そして、こまちを捕まえて抱き上げると、目の前に大きなトラックが迫っていた。
トラックの信号無視ではない。
たぶん、追いかけるのに夢中で無視したのはワタシだ。
だから、わたしが轢かれてしまったら、運転手に申し訳ないな、と思った。
けたたましいクラクションの音が迫ってくる。
わたしは目を閉じて歯を食いしばった。
「あかり!!」
背中からドンッという衝撃があって。
気づくと、おにーちゃんが倒れていた。
最後に見たのは、おにーちゃんが血だらけになっている姿。その瞳には力がなくて……、命が肉になって、魂が煙になる姿。
大好きなおにーちゃん。
いつも助けてくれて。いつも優しくて。
誰よりもカッコいい。
わたしはそんなおにーちゃんに、密かに恋をしていた。
だけれど、そんなおにーちゃんの命が失われていくのに、わたしの身体はピクリとも動かなくて、何もできなかった。
あぁ。瞼が重い。
わたしもこのまま死ぬのだろうか。
でも、それも良いのかもしれない。
だって、きっと、そうしたら。
おにーちゃんとまた出会える。
きっと次は妹じゃなくて、血の繋がっていない普通の男の子と女の子として。
…………。
「にゃんにゃん」
どこからかこまちの声が聞こえる。
気づくと、わたしはアヴェルラークという世界にいた。目を開けると、どこかの知らない街で、目の前には大きなお城があった。
周りには、見慣れぬ鎧やローブのようなものを着た人たちが沢山いて、中世ヨーロッパのようだった。
皆、わたしと同じように、ここに飛ばされて戸惑っているようだった。
そして、空が真っ暗になって、無機的な声が聞こえてきた。それは圧倒的な存在感で、神や悪魔のようだった。
ソレは自らを「混沌」と名乗った。
わたしたちがここに飛ばされてきたのは、混沌の気まぐれのようだった。そして、私たちは、混沌を倒さなければ元の世界に戻れないらしい。
……混沌を倒すことは、私達の共通の目的となった。
やがて、わたしたちは落星人……落星の民と呼ばれるようになった。
半年ほどすると、落星人の中にも組織みたいなものができた。戦闘が得意な者はギルドをつくり、混沌を目指して未開の地を攻略した。

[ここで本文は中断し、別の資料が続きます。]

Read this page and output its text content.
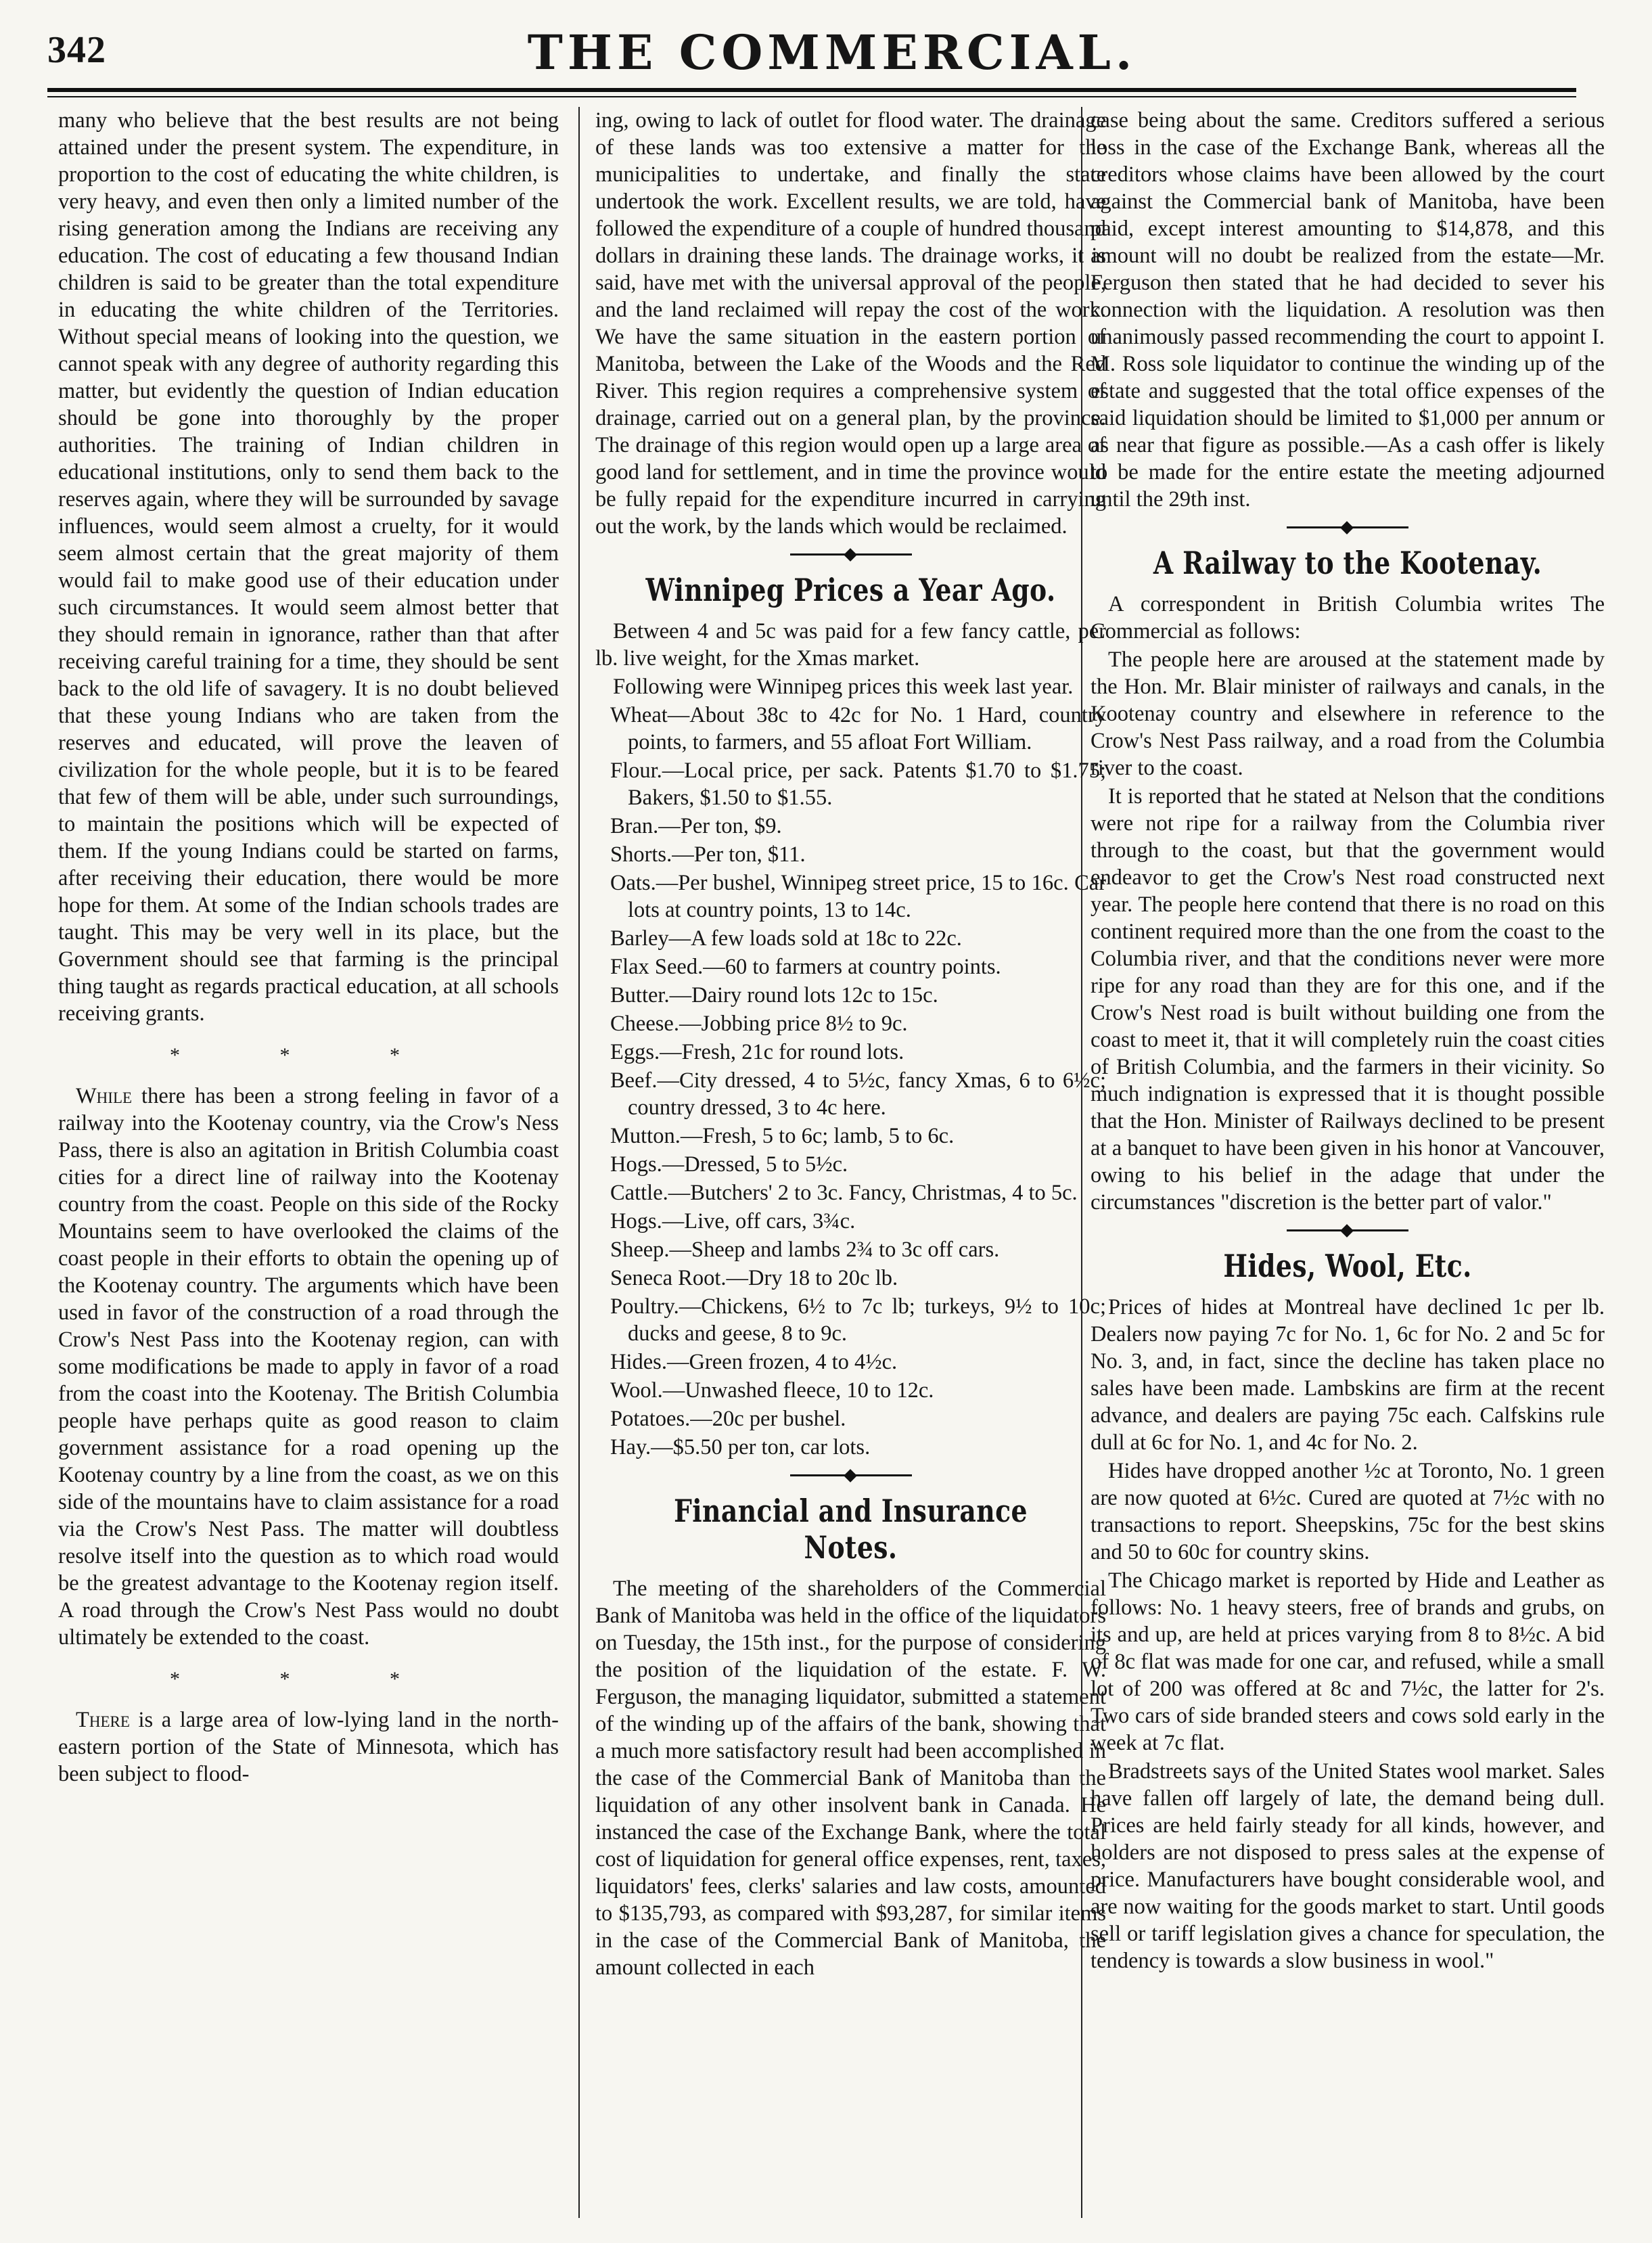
342	THE COMMERCIAL.

many who believe that the best results are not being attained under the present system. The expenditure, in proportion to the cost of educating the white children, is very heavy, and even then only a limited number of the rising generation among the Indians are receiving any education. The cost of educating a few thousand Indian children is said to be greater than the total expenditure in educating the white children of the Territories. Without special means of looking into the question, we cannot speak with any degree of authority regarding this matter, but evidently the question of Indian education should be gone into thoroughly by the proper authorities. The training of Indian children in educational institutions, only to send them back to the reserves again, where they will be surrounded by savage influences, would seem almost a cruelty, for it would seem almost certain that the great majority of them would fail to make good use of their education under such circumstances. It would seem almost better that they should remain in ignorance, rather than that after receiving careful training for a time, they should be sent back to the old life of savagery. It is no doubt believed that these young Indians who are taken from the reserves and educated, will prove the leaven of civilization for the whole people, but it is to be feared that few of them will be able, under such surroundings, to maintain the positions which will be expected of them. If the young Indians could be started on farms, after receiving their education, there would be more hope for them. At some of the Indian schools trades are taught. This may be very well in its place, but the Government should see that farming is the principal thing taught as regards practical education, at all schools receiving grants.

* * *

While there has been a strong feeling in favor of a railway into the Kootenay country, via the Crow's Ness Pass, there is also an agitation in British Columbia coast cities for a direct line of railway into the Kootenay country from the coast. People on this side of the Rocky Mountains seem to have overlooked the claims of the coast people in their efforts to obtain the opening up of the Kootenay country. The arguments which have been used in favor of the construction of a road through the Crow's Nest Pass into the Kootenay region, can with some modifications be made to apply in favor of a road from the coast into the Kootenay. The British Columbia people have perhaps quite as good reason to claim government assistance for a road opening up the Kootenay country by a line from the coast, as we on this side of the mountains have to claim assistance for a road via the Crow's Nest Pass. The matter will doubtless resolve itself into the question as to which road would be the greatest advantage to the Kootenay region itself. A road through the Crow's Nest Pass would no doubt ultimately be extended to the coast.

* * *

There is a large area of low-lying land in the north-eastern portion of the State of Minnesota, which has been subject to flood-

ing, owing to lack of outlet for flood water. The drainage of these lands was too extensive a matter for the municipalities to undertake, and finally the state undertook the work. Excellent results, we are told, have followed the expenditure of a couple of hundred thousand dollars in draining these lands. The drainage works, it is said, have met with the universal approval of the people, and the land reclaimed will repay the cost of the work. We have the same situation in the eastern portion of Manitoba, between the Lake of the Woods and the Red River. This region requires a comprehensive system of drainage, carried out on a general plan, by the province. The drainage of this region would open up a large area of good land for settlement, and in time the province would be fully repaid for the expenditure incurred in carrying out the work, by the lands which would be reclaimed.

Winnipeg Prices a Year Ago.

Between 4 and 5c was paid for a few fancy cattle, per lb. live weight, for the Xmas market.

Following were Winnipeg prices this week last year.

Wheat—About 38c to 42c for No. 1 Hard, country points, to farmers, and 55 afloat Fort William.

Flour.—Local price, per sack. Patents $1.70 to $1.75; Bakers, $1.50 to $1.55.

Bran.—Per ton, $9.

Shorts.—Per ton, $11.

Oats.—Per bushel, Winnipeg street price, 15 to 16c. Car lots at country points, 13 to 14c.

Barley—A few loads sold at 18c to 22c.

Flax Seed.—60 to farmers at country points.

Butter.—Dairy round lots 12c to 15c.

Cheese.—Jobbing price 8½ to 9c.

Eggs.—Fresh, 21c for round lots.

Beef.—City dressed, 4 to 5½c, fancy Xmas, 6 to 6½c; country dressed, 3 to 4c here.

Mutton.—Fresh, 5 to 6c; lamb, 5 to 6c.

Hogs.—Dressed, 5 to 5½c.

Cattle.—Butchers' 2 to 3c. Fancy, Christmas, 4 to 5c.

Hogs.—Live, off cars, 3¾c.

Sheep.—Sheep and lambs 2¾ to 3c off cars.

Seneca Root.—Dry 18 to 20c lb.

Poultry.—Chickens, 6½ to 7c lb; turkeys, 9½ to 10c; ducks and geese, 8 to 9c.

Hides.—Green frozen, 4 to 4½c.

Wool.—Unwashed fleece, 10 to 12c.

Potatoes.—20c per bushel.

Hay.—$5.50 per ton, car lots.

Financial and Insurance Notes.

The meeting of the shareholders of the Commercial Bank of Manitoba was held in the office of the liquidators on Tuesday, the 15th inst., for the purpose of considering the position of the liquidation of the estate. F. W. Ferguson, the managing liquidator, submitted a statement of the winding up of the affairs of the bank, showing that a much more satisfactory result had been accomplished in the case of the Commercial Bank of Manitoba than the liquidation of any other insolvent bank in Canada. He instanced the case of the Exchange Bank, where the total cost of liquidation for general office expenses, rent, taxes, liquidators' fees, clerks' salaries and law costs, amounted to $135,793, as compared with $93,287, for similar items in the case of the Commercial Bank of Manitoba, the amount collected in each

case being about the same. Creditors suffered a serious loss in the case of the Exchange Bank, whereas all the creditors whose claims have been allowed by the court against the Commercial bank of Manitoba, have been paid, except interest amounting to $14,878, and this amount will no doubt be realized from the estate—Mr. Ferguson then stated that he had decided to sever his connection with the liquidation. A resolution was then unanimously passed recommending the court to appoint I. M. Ross sole liquidator to continue the winding up of the estate and suggested that the total office expenses of the said liquidation should be limited to $1,000 per annum or as near that figure as possible.—As a cash offer is likely to be made for the entire estate the meeting adjourned until the 29th inst.

A Railway to the Kootenay.

A correspondent in British Columbia writes The Commercial as follows:

The people here are aroused at the statement made by the Hon. Mr. Blair minister of railways and canals, in the Kootenay country and elsewhere in reference to the Crow's Nest Pass railway, and a road from the Columbia river to the coast.

It is reported that he stated at Nelson that the conditions were not ripe for a railway from the Columbia river through to the coast, but that the government would endeavor to get the Crow's Nest road constructed next year. The people here contend that there is no road on this continent required more than the one from the coast to the Columbia river, and that the conditions never were more ripe for any road than they are for this one, and if the Crow's Nest road is built without building one from the coast to meet it, that it will completely ruin the coast cities of British Columbia, and the farmers in their vicinity. So much indignation is expressed that it is thought possible that the Hon. Minister of Railways declined to be present at a banquet to have been given in his honor at Vancouver, owing to his belief in the adage that under the circumstances "discretion is the better part of valor."

Hides, Wool, Etc.

Prices of hides at Montreal have declined 1c per lb. Dealers now paying 7c for No. 1, 6c for No. 2 and 5c for No. 3, and, in fact, since the decline has taken place no sales have been made. Lambskins are firm at the recent advance, and dealers are paying 75c each. Calfskins rule dull at 6c for No. 1, and 4c for No. 2.

Hides have dropped another ½c at Toronto, No. 1 green are now quoted at 6½c. Cured are quoted at 7½c with no transactions to report. Sheepskins, 75c for the best skins and 50 to 60c for country skins.

The Chicago market is reported by Hide and Leather as follows: No. 1 heavy steers, free of brands and grubs, on its and up, are held at prices varying from 8 to 8½c. A bid of 8c flat was made for one car, and refused, while a small lot of 200 was offered at 8c and 7½c, the latter for 2's. Two cars of side branded steers and cows sold early in the week at 7c flat.

Bradstreets says of the United States wool market. Sales have fallen off largely of late, the demand being dull. Prices are held fairly steady for all kinds, however, and holders are not disposed to press sales at the expense of price. Manufacturers have bought considerable wool, and are now waiting for the goods market to start. Until goods sell or tariff legislation gives a chance for speculation, the tendency is towards a slow business in wool."
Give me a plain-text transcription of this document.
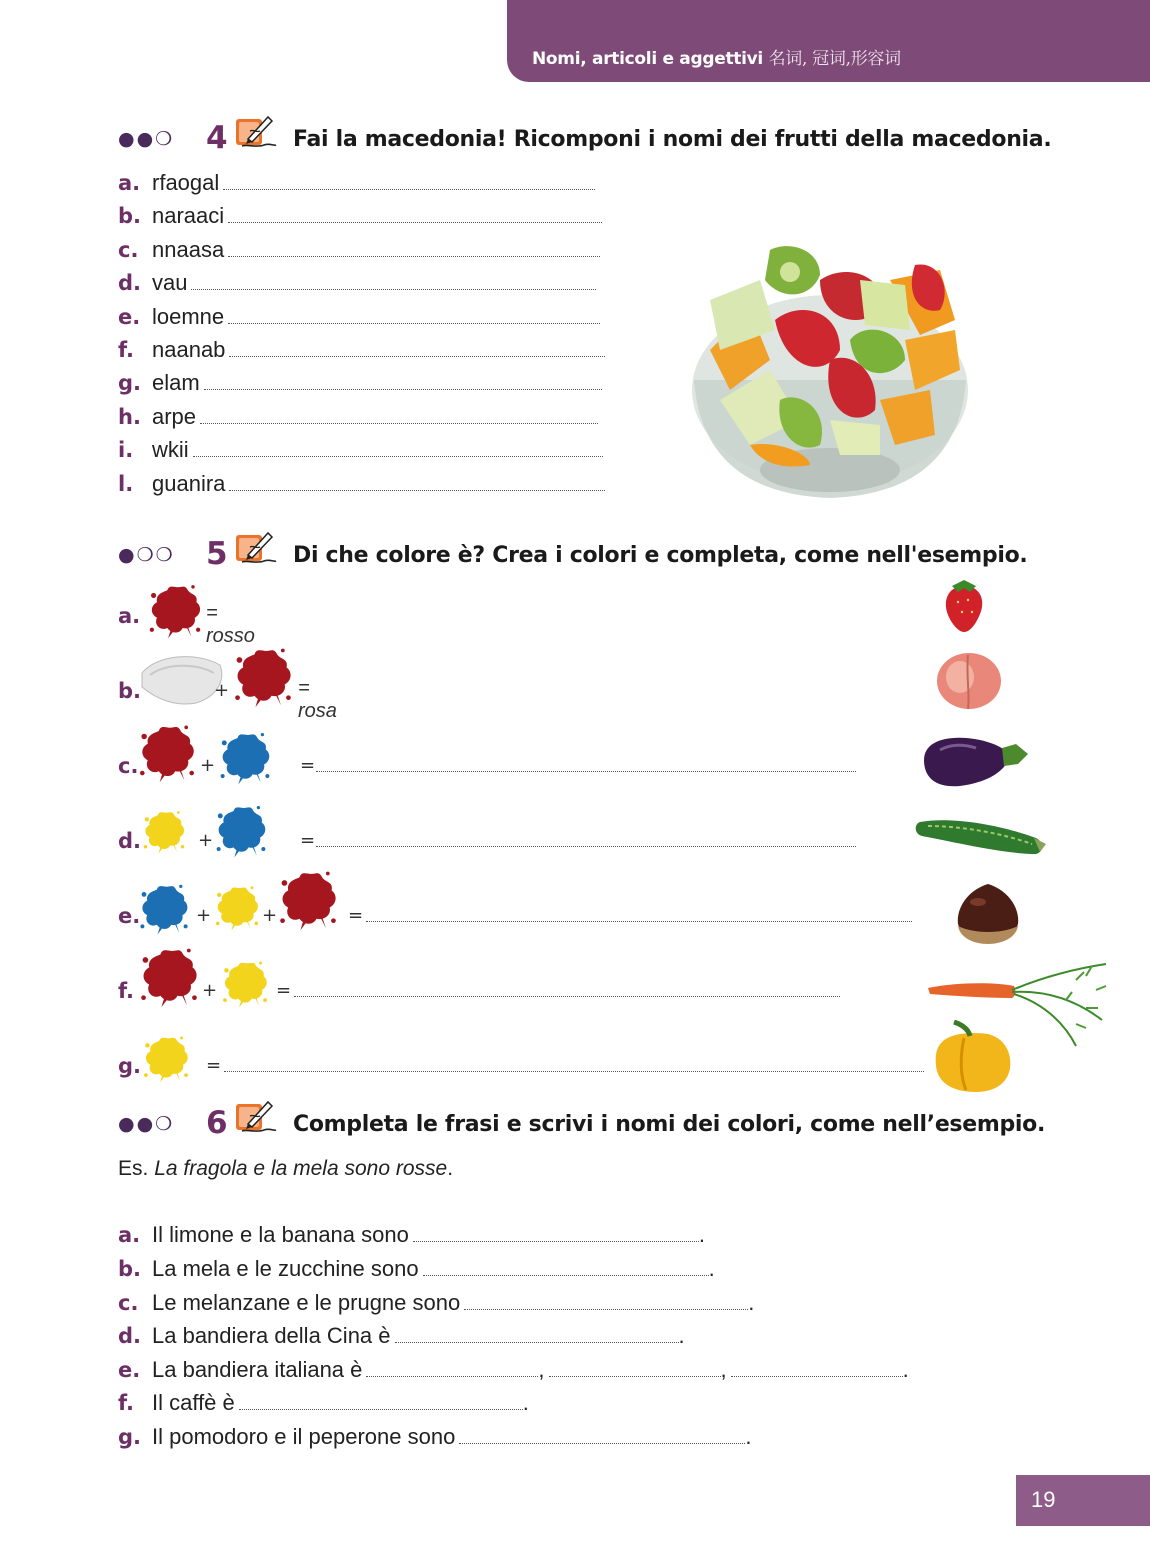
Nomi, articoli e aggettivi 名词, 冠词,形容词
●●❍ 4	Fai la macedonia! Ricomponi i nomi dei frutti della macedonia.
a. rfaogal
b. naraaci
c. nnaasa
d. vau
e. loemne
f. naanab
g. elam
h. arpe
i. wkii
l. guanira
●❍❍ 5	Di che colore è? Crea i colori e completa, come nell'esempio.
a.	= rosso
b.	+	= rosa
c.	+	=
d.	+	=
e.	+	+	=
f.	+	=
g.	=
●●❍ 6	Completa le frasi e scrivi i nomi dei colori, come nell’esempio.
Es. La fragola e la mela sono rosse.
a. Il limone e la banana sono	.
b. La mela e le zucchine sono	.
c. Le melanzane e le prugne sono	.
d. La bandiera della Cina è	.
e. La bandiera italiana è	,	,	.
f. Il caffè è	.
g. Il pomodoro e il peperone sono	.
19
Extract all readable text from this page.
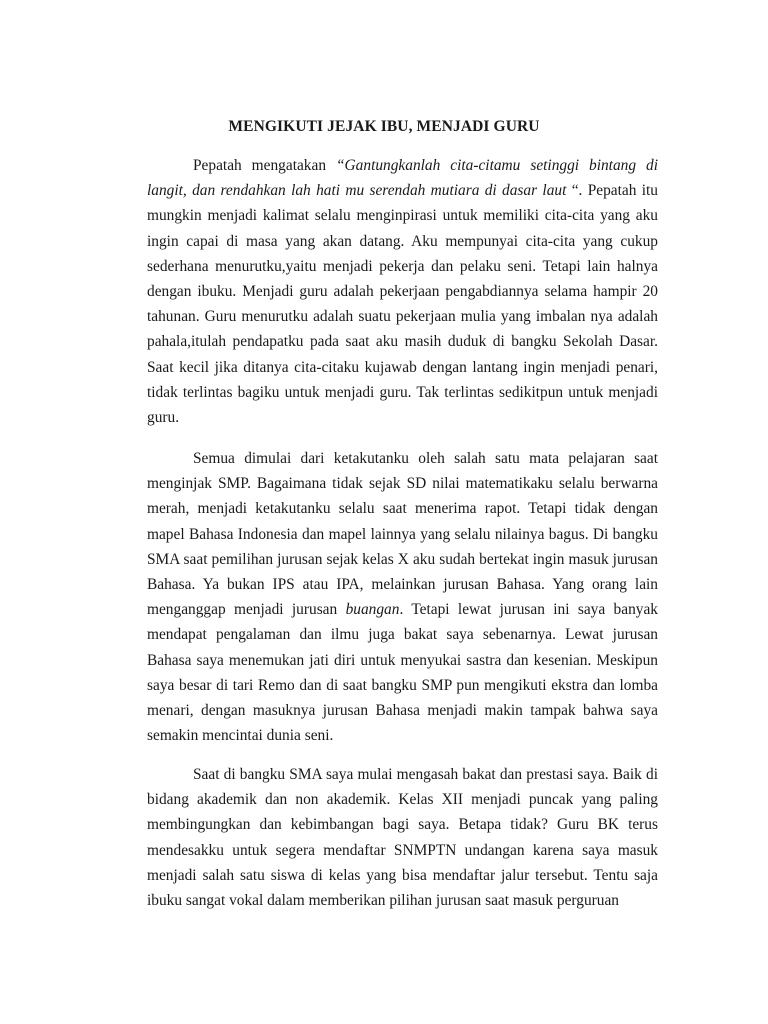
MENGIKUTI JEJAK IBU, MENJADI GURU

Pepatah mengatakan “Gantungkanlah cita-citamu setinggi bintang di langit, dan rendahkan lah hati mu serendah mutiara di dasar laut “. Pepatah itu mungkin menjadi kalimat selalu menginpirasi untuk memiliki cita-cita yang aku ingin capai di masa yang akan datang. Aku mempunyai cita-cita yang cukup sederhana menurutku,yaitu menjadi pekerja dan pelaku seni. Tetapi lain halnya dengan ibuku. Menjadi guru adalah pekerjaan pengabdiannya selama hampir 20 tahunan. Guru menurutku adalah suatu pekerjaan mulia yang imbalan nya adalah pahala,itulah pendapatku pada saat aku masih duduk di bangku Sekolah Dasar. Saat kecil jika ditanya cita-citaku kujawab dengan lantang ingin menjadi penari, tidak terlintas bagiku untuk menjadi guru. Tak terlintas sedikitpun untuk menjadi guru.

Semua dimulai dari ketakutanku oleh salah satu mata pelajaran saat menginjak SMP. Bagaimana tidak sejak SD nilai matematikaku selalu berwarna merah, menjadi ketakutanku selalu saat menerima rapot. Tetapi tidak dengan mapel Bahasa Indonesia dan mapel lainnya yang selalu nilainya bagus. Di bangku SMA saat pemilihan jurusan sejak kelas X aku sudah bertekat ingin masuk jurusan Bahasa. Ya bukan IPS atau IPA, melainkan jurusan Bahasa. Yang orang lain menganggap menjadi jurusan buangan. Tetapi lewat jurusan ini saya banyak mendapat pengalaman dan ilmu juga bakat saya sebenarnya. Lewat jurusan Bahasa saya menemukan jati diri untuk menyukai sastra dan kesenian. Meskipun saya besar di tari Remo dan di saat bangku SMP pun mengikuti ekstra dan lomba menari, dengan masuknya jurusan Bahasa menjadi makin tampak bahwa saya semakin mencintai dunia seni.

Saat di bangku SMA saya mulai mengasah bakat dan prestasi saya. Baik di bidang akademik dan non akademik. Kelas XII menjadi puncak yang paling membingungkan dan kebimbangan bagi saya. Betapa tidak? Guru BK terus mendesakku untuk segera mendaftar SNMPTN undangan karena saya masuk menjadi salah satu siswa di kelas yang bisa mendaftar jalur tersebut. Tentu saja ibuku sangat vokal dalam memberikan pilihan jurusan saat masuk perguruan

わたしたちは、現地の人達よりも、文明レベルが高く、力も強い。そのため、いつの間にか自分たちを神かなにかと勘違いし、現地人を見下し奴隷のように扱う風習が生まれた。
わたしはそれに馴染めなくて、1人で旅をすることにした。1人の旅は寂しくて危険なことも多かったが、神様気取りの彼らと過ごすよりは、いくぶんもマシだった。
そんなある日、たまたま即席パーティーをしたメンバーからあることを聞いた。
……彼女は、亡くなった家族とそっくりな人を、この世界で見かけたらしい。
わたしは思った。
もしかしたら、もしかしたら。
おにーちゃんもこの世界にいるのかもしれない。わたしは、旅をしながらおにーちゃんを探すことにした。
パパやママはきっと悲しんでいる。
学校の友達も、部活の後輩も。
だから、向こうの世界に戻ってまた皆と過ごしたい。でも……。
そうして、わたしは旅を続けている。
わたしは、道具袋から地図を出し、開いた。